Del total de personas rescatadas en el Mediterráneo y trasladada a las costas españolas (310), 179 son menores de edad, que una vez que reciban la primera asistencia van a ser repartidos en residencias de Algeciras y La Línea.

Desde este mismo jueves los más de 300 ocupantes del barco avistaban ya las costas andaluzas desde la cubierta de la embarcación, según confirmó Gerard Canals, jefe de misión de Proactiva Open Arms, a través de un vídeo, que aseguró que la navegación en estas últimas horas estaba siendo «muy cómoda».

Según ha indicado, los migrantes y la tripulación se encuentran en buen estado, aunque en las últimas horas el tiempo es más frío que en la zona donde se ha producido el rescate.

Precisamente, un grupo de ocupantes ha difundido una serie de cartas y mensajes de agradecimiento a España por recalar finalmente en el país. La embarcación viaja con 311 migrantes a bordo después de la evacuación de un bebé y a su madre en Malta, así como a un menor de 14 que viajaba solo, en Lampedussa. El rescate, realizado a 50 millas al noroeste de Trípoli, se produjo hace una semana, solo 24 horas de la llegada de la embarcación de la ONG española al Mediterráneo.
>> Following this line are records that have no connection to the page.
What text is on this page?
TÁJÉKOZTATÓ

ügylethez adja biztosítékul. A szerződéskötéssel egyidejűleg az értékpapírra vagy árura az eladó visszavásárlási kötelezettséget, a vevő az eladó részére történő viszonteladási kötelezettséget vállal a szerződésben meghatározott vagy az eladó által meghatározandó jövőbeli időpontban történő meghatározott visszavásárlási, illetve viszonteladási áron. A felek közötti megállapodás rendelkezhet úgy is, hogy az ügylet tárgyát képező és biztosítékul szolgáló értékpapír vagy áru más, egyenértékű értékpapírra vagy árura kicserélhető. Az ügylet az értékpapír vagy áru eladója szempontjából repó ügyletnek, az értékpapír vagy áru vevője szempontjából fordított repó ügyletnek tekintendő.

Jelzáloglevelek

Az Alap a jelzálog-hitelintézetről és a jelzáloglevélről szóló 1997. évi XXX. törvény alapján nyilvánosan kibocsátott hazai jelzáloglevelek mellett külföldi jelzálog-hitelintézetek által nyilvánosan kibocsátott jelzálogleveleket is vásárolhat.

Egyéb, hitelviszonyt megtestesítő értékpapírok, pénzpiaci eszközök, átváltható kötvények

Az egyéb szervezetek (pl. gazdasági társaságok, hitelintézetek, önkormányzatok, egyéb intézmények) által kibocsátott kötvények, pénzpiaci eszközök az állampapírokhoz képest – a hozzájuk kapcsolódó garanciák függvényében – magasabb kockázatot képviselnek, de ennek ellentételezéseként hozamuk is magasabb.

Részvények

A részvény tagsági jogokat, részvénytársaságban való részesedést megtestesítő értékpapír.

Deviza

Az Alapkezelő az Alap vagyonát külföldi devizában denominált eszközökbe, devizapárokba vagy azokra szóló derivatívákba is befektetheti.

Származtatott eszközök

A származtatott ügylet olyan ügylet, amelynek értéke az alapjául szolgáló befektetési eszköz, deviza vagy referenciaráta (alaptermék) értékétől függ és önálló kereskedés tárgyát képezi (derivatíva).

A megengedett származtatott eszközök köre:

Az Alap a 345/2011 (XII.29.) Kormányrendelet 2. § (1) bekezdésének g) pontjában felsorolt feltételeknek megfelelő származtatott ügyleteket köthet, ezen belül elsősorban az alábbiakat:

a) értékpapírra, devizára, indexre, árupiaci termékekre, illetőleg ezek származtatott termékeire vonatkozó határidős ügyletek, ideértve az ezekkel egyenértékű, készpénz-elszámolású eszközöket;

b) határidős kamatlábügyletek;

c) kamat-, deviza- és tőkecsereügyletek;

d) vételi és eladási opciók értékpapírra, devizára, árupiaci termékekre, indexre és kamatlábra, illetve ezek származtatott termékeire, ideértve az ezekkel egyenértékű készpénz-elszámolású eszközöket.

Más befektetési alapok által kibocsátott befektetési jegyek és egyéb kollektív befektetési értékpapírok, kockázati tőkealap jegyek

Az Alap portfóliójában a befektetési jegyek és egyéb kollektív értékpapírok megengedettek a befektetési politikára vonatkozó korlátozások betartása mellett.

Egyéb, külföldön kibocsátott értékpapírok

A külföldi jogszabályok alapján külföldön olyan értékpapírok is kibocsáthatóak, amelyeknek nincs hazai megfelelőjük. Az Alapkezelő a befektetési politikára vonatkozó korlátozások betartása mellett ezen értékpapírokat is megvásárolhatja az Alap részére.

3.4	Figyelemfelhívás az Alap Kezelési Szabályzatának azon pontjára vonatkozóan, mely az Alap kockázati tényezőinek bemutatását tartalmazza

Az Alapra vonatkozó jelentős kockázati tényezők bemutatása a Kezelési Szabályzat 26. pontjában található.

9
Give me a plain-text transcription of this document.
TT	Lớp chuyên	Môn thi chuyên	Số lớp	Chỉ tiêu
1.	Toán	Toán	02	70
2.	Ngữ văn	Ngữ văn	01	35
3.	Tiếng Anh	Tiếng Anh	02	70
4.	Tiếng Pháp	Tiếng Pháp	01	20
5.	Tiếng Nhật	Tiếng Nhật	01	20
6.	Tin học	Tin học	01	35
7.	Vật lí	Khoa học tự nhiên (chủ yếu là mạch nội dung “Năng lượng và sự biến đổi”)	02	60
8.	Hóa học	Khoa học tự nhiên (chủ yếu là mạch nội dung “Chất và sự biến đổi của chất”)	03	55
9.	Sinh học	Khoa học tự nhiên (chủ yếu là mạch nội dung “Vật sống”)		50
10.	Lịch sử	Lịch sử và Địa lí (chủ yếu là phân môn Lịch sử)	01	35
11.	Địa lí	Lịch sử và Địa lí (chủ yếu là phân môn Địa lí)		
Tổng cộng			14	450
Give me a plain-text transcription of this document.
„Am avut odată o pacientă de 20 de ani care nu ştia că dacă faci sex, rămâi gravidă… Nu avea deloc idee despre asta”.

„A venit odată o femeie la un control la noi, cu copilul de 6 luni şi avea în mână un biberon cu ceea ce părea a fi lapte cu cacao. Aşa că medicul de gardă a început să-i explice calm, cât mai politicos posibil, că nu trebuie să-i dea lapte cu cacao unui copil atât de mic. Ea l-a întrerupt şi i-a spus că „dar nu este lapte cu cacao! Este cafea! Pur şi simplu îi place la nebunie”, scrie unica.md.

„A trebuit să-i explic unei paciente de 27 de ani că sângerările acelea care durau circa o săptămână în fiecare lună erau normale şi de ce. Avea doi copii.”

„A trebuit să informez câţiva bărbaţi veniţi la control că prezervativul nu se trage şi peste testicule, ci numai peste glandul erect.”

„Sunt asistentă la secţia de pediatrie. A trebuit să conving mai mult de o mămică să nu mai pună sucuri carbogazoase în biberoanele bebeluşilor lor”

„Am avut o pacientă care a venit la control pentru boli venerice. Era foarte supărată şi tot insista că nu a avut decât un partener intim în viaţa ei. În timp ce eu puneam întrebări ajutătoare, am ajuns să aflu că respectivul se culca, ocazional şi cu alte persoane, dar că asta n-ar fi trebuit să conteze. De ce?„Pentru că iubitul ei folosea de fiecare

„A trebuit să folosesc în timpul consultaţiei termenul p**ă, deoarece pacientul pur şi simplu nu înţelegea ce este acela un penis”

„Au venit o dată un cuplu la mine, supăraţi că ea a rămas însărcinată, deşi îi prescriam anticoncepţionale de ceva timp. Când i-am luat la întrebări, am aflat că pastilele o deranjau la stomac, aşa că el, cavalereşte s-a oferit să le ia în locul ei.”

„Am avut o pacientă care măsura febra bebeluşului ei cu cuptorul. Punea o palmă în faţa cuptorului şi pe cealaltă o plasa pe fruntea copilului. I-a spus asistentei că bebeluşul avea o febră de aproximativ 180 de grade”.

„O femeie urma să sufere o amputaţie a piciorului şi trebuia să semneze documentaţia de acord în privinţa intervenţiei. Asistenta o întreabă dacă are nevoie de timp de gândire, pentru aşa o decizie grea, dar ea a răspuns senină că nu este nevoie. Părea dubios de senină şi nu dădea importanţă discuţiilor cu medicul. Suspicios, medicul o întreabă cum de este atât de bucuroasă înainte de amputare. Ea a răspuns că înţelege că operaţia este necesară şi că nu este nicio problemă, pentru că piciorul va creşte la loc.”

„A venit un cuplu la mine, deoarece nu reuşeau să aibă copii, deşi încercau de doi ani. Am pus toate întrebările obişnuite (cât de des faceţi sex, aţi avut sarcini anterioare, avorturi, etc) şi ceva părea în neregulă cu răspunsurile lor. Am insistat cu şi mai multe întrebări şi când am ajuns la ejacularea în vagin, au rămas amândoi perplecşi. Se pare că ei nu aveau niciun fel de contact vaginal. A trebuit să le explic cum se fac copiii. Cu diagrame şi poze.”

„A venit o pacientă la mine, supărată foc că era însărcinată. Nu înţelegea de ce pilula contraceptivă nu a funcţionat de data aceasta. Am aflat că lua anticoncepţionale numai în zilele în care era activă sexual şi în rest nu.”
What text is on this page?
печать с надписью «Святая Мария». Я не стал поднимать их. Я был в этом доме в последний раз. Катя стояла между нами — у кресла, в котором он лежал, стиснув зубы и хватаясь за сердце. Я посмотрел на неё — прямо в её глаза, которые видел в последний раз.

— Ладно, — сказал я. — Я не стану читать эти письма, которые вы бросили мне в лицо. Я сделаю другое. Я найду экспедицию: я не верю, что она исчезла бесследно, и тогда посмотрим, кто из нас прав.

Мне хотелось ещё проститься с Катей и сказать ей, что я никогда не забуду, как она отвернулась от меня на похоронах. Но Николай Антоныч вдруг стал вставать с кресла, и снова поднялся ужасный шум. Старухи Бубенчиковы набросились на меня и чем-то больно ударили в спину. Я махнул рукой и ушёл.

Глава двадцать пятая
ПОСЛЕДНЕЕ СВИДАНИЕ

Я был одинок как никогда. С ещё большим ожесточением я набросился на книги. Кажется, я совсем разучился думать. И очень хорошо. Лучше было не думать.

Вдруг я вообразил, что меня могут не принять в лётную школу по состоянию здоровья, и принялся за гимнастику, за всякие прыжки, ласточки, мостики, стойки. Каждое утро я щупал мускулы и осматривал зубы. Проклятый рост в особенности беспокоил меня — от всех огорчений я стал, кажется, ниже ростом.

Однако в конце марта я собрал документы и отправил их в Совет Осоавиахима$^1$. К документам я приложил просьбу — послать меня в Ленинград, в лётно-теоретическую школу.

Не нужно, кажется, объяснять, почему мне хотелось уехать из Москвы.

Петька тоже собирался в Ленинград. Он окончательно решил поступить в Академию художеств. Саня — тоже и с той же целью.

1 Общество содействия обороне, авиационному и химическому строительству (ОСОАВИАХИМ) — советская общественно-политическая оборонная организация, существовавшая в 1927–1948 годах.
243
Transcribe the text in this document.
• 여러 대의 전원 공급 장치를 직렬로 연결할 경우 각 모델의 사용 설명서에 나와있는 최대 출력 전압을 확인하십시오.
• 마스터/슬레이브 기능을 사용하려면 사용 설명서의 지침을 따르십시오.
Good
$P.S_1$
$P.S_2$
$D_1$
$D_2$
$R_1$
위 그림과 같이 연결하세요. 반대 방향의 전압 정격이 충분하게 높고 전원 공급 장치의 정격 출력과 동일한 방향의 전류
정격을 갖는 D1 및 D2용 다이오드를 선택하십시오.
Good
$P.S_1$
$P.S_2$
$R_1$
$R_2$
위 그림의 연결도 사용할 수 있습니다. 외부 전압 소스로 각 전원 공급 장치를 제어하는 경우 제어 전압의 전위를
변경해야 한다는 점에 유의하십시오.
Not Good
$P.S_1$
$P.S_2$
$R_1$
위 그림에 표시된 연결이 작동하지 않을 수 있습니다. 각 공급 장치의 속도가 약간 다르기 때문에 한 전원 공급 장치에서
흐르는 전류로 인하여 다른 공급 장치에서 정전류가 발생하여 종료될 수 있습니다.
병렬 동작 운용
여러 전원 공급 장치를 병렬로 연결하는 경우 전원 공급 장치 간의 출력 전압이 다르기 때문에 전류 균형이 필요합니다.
La tripulación del Open Arms observó dos barcas de goma en peligro de naufragio con más de 200 personas a bordo, entre ellos niños, bebés y mujeres embarazas. Los primeros rescatados notificaron que había otra barca más a la deriva, por lo que el Open Arms comenzó a rastrear la zona. Seis horas después informaba del rescate de una tercera embarcación.

En el momento del rescate un guardacostas libio se unió a ellos para encontrar otras embarcaciones a la deriva pero finalmente abandonó la escena «sin previo aviso». El Open Arms intentó comunicarse con las autoridades libias pero no obtuvo respuesta y, por ello, solicitó una evacuación médica debido al peligro que corría el bebé recién nacido por su vida.

El Gobierno español autorizó el fin de semana que el barco pusiese rumbo a Algeciras.